Précisons également que l’absence prolongée du salarié aurait également pu motiver un licenciement si elle avait perturbé le fonctionnement de l’entreprise et imposé le remplacement définitif du salarié.
2. Ensuite, si la Cour de cassation l’a longtemps exclu (ex. : Cass. soc. 23/06/2009 n° 07-45.256), elle a finalement admis qu’un employeur puisse sanctionner par un licenciement disciplinaire des faits tirés de la vie privée du salarié (i) s’ils « se rattachent à la vie professionnelle » du salarié (Cass. soc. 8/07/2020 n° 18-18.317) ou (ii) s’ils « constituent un manquement à une obligation découlant du contrat de travail » (Cass. Ass. Plén. 22 déc. 2023 n° 21-11.33).
Ces faits consistent généralement en des manquements à l’obligation de loyauté, mais concernent aussi l’atteinte à l’image de l’entreprise ou à la santé et à la sécurité et, de manière croissante, le harcèlement sexuel et/ou les agissements sexistes.
Il en va ainsi du licenciement pour faute grave :
- D’un steward qui, lors d’une escale, a volé le portefeuille d’un client de l’hôtel dans lequel il séjournait en tant que membre d’équipage et identifié comme tel (Cass. soc. 8/07/2020, précité) ;
- D’une salariée ayant tenu des propos à connotation raciste à l’encontre d'un collègue, ces faits « se rattachant à la vie de l'entreprise » (Cass. soc. 16/10/2013 n° 12-19.670) ;
- D’un salarié qui, en dehors du temps et du lieu de travail, a envoyé des messages à caractère sexuel à deux collègues « avec lesquelles l'intéressé était en contact en raison de son travail », de sorte que cela « ne relevait pas de sa vie personnelle » (Cass. soc. 19/10/2011 n° 09-72.672) ;
- D’un salarié ayant abusé de son pouvoir hiérarchique dans le but d'obtenir des faveurs sexuelles, même en dehors des temps et lieu de travail (Cass. soc. 11/01/2012 n° 10-12.930).
3. Il convient néanmoins d’être vigilants quant à la mise en œuvre de cette action disciplinaire, qui dépendra éminemment des conditions dans lesquelles les faits ont été commis et constatés. Ainsi, la Cour de cassation a-t-elle récemment confirmé qu’en l’absence de « manquement de l'intéressé à une obligation découlant de son contrat de travail », le licenciement intervenu était dépourvu de cause réelle et sérieuse.

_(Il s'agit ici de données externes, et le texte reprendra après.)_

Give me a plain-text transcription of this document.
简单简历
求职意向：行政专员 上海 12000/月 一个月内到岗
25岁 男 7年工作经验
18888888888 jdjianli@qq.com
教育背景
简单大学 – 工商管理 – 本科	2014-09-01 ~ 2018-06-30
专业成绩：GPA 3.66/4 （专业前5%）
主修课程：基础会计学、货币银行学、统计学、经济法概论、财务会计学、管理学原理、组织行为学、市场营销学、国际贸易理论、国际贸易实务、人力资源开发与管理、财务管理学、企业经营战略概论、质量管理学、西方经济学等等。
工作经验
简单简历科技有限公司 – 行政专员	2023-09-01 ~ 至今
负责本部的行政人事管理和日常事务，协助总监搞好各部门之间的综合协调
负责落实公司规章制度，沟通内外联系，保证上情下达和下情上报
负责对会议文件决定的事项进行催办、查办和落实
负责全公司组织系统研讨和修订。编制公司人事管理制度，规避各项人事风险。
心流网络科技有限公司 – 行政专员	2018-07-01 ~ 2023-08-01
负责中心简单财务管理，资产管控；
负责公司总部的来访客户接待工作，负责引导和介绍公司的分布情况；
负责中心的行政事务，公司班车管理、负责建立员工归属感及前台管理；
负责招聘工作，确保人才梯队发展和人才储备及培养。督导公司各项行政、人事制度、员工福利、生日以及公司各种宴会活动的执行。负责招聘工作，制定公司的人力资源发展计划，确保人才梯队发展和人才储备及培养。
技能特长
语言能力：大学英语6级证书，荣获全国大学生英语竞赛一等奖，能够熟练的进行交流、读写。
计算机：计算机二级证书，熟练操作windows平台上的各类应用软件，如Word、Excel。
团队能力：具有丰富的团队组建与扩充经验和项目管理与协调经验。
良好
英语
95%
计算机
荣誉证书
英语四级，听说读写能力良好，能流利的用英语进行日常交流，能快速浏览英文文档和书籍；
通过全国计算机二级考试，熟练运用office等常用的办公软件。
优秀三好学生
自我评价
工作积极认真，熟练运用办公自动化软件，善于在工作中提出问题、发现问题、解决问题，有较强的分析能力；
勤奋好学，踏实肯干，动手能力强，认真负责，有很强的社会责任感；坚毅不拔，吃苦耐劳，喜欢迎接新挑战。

Il en va ainsi des cas suivants :
- Un salarié s’étant livré à des actes de nature sexuelle, dans son véhicule professionnel, siglé du logo de l’entreprise, en présence de témoins s’en étant émus auprès de l’employeur (Cass. soc. 20/03/2024 n° 22-19.170), alors que le salarié doit positivement et loyalement concourir à la préservation de l’image de l’entreprise ;
- Une salariée ayant échangé des propos racistes et xénophobes avec des collègues de travail au moyen de sa messagerie professionnelle (Cass. soc. 6/03/2024 n° 22-11.016), alors que son usage à titre privé était prohibée par le règlement intérieur de la CPAM concernée. L’incidence des propos litigieux et des opinions de la salariée (soumise à un impératif de neutralité et de laïcité) « sur [son] emploi, dans ses relations avec les usagers ou avec les collègues », si elle avait motivé le licenciement, aurait certainement permis d’aboutir à une autre solution.